Первое время, кроме непривычки к необычным действиям, трудно было привыкнуть и к неприятным физическим ощущениям: кровь приливает к голове даже в простом перевернутом полете, а что тогда говорить про вираж на спине или обратную петлю? Кошмар! Глаза, казалось, вылезают из орбит, щеки лопаются…
Но человек, наверное, привыкает ко всему. Прошло совсем немного времени, пилотаж "на спине" стал для меня обычным делом и я даже нашел, что в этом положении есть кое-какие преимущества перед обычным полетом: хорошо видно землю, она над головой и ее не закрывают ни фюзеляж, ни крылья, на перегрузке не темнеет в глазах. Одним словом, благодать… Только глаза у пилотов, летающих на "Тренере", частенько были красные — не выдерживали капилляры отрицательных перегрузок, — да в амуниции появлялись изъяны, так как кислота из аккумулятора, стоявшего на полу кабины, иногда попадала на штаны… Но летчики не обращали внимания на эти мелочи и очень гордились тем, что летают "на плечах".
Полеты на "Тренере" были хорошей школой. Очень легкий в управлении, самолет отлично выполнял вращения вокруг продольной оси, с одинаковым радиусом "крутил" прямые и обратные фигуры, лихо штопорил, но требовал точной и строгой техники пилотирования. Уже налетав на нем порядочное число часов и делая все, как мне казалось, возможное на этом самолете, я раз попал в очень серьезное положение, выход из которого нашел только с использованием необычного для себя и, наверное, для большинства летчиков способа пилотирования.
Я уже сказал, что Z-326 был "строгим" самолетом — на посадке мог неожиданно чиркнуть крылом о землю, легко входил в штопор, — но до того случая, о котором пойдет речь, слушался меня хорошо.
Однажды, выполняя штопор с курсантом, я не очень внимательно проконтролировал положение ручки управления по крену на выводе из штопора. Самолет из штопора не вышел, а даже увеличил скорость вращения, возросла нагрузка на ручку и педали. Я проверил положение рулей и заметил, что ручка немного отклонена против вращения самолета: поставил ее строго нейтрально по крену — никакого эффекта, самолет продолжал вращаться в плоском, как я уже понял, штопоре, задрав нос почти до горизонта, неотвратимо приближаясь к земле.

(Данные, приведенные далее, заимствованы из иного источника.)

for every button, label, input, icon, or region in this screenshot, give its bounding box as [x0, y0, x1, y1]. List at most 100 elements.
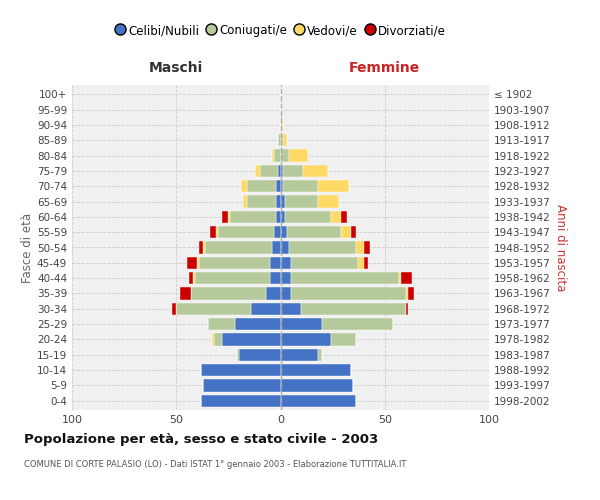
Bar	[281, 149, 289, 162]
Bar	[214, 333, 222, 346]
Bar	[278, 164, 281, 177]
Bar	[364, 241, 370, 254]
Bar	[189, 272, 193, 284]
Bar	[289, 149, 308, 162]
Bar	[281, 164, 283, 177]
Bar	[281, 287, 291, 300]
Bar	[208, 318, 235, 330]
Text: Femmine: Femmine	[349, 61, 421, 75]
Bar	[281, 118, 283, 131]
Bar	[318, 195, 339, 208]
Bar	[247, 180, 277, 192]
Bar	[205, 241, 272, 254]
Bar	[270, 272, 281, 284]
Bar	[281, 256, 291, 269]
Bar	[251, 302, 281, 315]
Bar	[291, 272, 400, 284]
Text: Maschi: Maschi	[149, 61, 203, 75]
Bar	[172, 302, 176, 315]
Bar	[281, 226, 287, 238]
Bar	[291, 256, 358, 269]
Bar	[277, 210, 281, 223]
Bar	[281, 364, 352, 376]
Bar	[341, 226, 352, 238]
Y-axis label: Fasce di età: Fasce di età	[21, 212, 34, 282]
Bar	[241, 180, 247, 192]
Bar	[281, 318, 322, 330]
Bar	[318, 180, 349, 192]
Bar	[281, 348, 318, 361]
Bar	[304, 164, 328, 177]
Bar	[277, 180, 281, 192]
Bar	[281, 180, 283, 192]
Bar	[272, 149, 274, 162]
Bar	[281, 241, 289, 254]
Bar	[270, 256, 281, 269]
Bar	[187, 256, 197, 269]
Bar	[281, 302, 301, 315]
Bar	[199, 241, 203, 254]
Bar	[212, 333, 214, 346]
Bar	[272, 241, 281, 254]
Bar	[281, 272, 291, 284]
Text: COMUNE DI CORTE PALASIO (LO) - Dati ISTAT 1° gennaio 2003 - Elaborazione TUTTITA: COMUNE DI CORTE PALASIO (LO) - Dati ISTA…	[24, 460, 406, 469]
Bar	[318, 348, 322, 361]
Bar	[401, 272, 412, 284]
Bar	[199, 256, 270, 269]
Bar	[283, 164, 304, 177]
Bar	[195, 272, 270, 284]
Bar	[407, 287, 414, 300]
Bar	[281, 210, 284, 223]
Bar	[176, 302, 251, 315]
Bar	[229, 210, 230, 223]
Bar	[331, 333, 356, 346]
Bar	[218, 226, 274, 238]
Bar	[281, 379, 353, 392]
Bar	[247, 195, 277, 208]
Bar	[222, 210, 229, 223]
Bar	[277, 195, 281, 208]
Bar	[341, 210, 347, 223]
Bar	[283, 180, 318, 192]
Bar	[191, 287, 266, 300]
Bar	[281, 333, 331, 346]
Bar	[322, 318, 393, 330]
Bar	[197, 256, 199, 269]
Bar	[406, 287, 407, 300]
Bar	[222, 333, 281, 346]
Bar	[209, 226, 216, 238]
Bar	[243, 195, 247, 208]
Bar	[352, 226, 356, 238]
Bar	[406, 302, 407, 315]
Bar	[291, 287, 406, 300]
Bar	[266, 287, 281, 300]
Bar	[331, 210, 341, 223]
Bar	[283, 134, 287, 146]
Bar	[216, 226, 218, 238]
Bar	[274, 149, 281, 162]
Bar	[181, 287, 191, 300]
Text: Popolazione per età, sesso e stato civile - 2003: Popolazione per età, sesso e stato civil…	[24, 432, 378, 446]
Bar	[203, 241, 205, 254]
Bar	[239, 348, 281, 361]
Bar	[301, 302, 406, 315]
Bar	[237, 348, 239, 361]
Bar	[281, 394, 356, 407]
Bar	[281, 134, 283, 146]
Bar	[356, 241, 364, 254]
Bar	[289, 241, 356, 254]
Bar	[287, 226, 341, 238]
Bar	[281, 195, 284, 208]
Bar	[278, 134, 281, 146]
Bar	[203, 379, 281, 392]
Bar	[274, 226, 281, 238]
Bar	[358, 256, 364, 269]
Bar	[260, 164, 278, 177]
Legend: Celibi/Nubili, Coniugati/e, Vedovi/e, Divorziati/e: Celibi/Nubili, Coniugati/e, Vedovi/e, Di…	[110, 20, 451, 42]
Bar	[235, 318, 281, 330]
Bar	[201, 394, 281, 407]
Bar	[284, 210, 331, 223]
Bar	[230, 210, 277, 223]
Bar	[400, 272, 401, 284]
Bar	[201, 364, 281, 376]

Нужно было предпринимать что-то радикальное для вывода из штопора — или покидать самолет… И тут я вспомнил все, прочитанное мной о плоском штопоре, и отклонил ручку ПО вращению!
Прошло много лет, довелось мне летать на самолетах, которые выходили из штопора только при отклонении ручки ПО вращению, я был к таким действиям готов и не находил в этом ничего необычного, но первый раз в жизни отклонить ручку ВЛЕВО, чтобы прекратить ЛЕВОЕ вращение, было психологически очень трудно. К тому же никто мне этого никогда не показывал, пришлось все домысливать самому в весьма невеселой ситуации.
Как только я отклонил ручку в сторону, мой "Тренер" охотно, как будто только этого и ждал, прекратил вращение. Высоты оставалось совсем мало, но курсант не проявлял особенного беспокойства, наверное, считал, что так и надо…
Я подумал, что неплохо бы еще раз убедиться в правильности моих действий: мы набрали побольше высоты, и я повторил режим. Самолет по моему желанию охотно входил в плоский штопор и так же легко выходил из него: необычный и непростой режим полета стал мне понятен и доступен.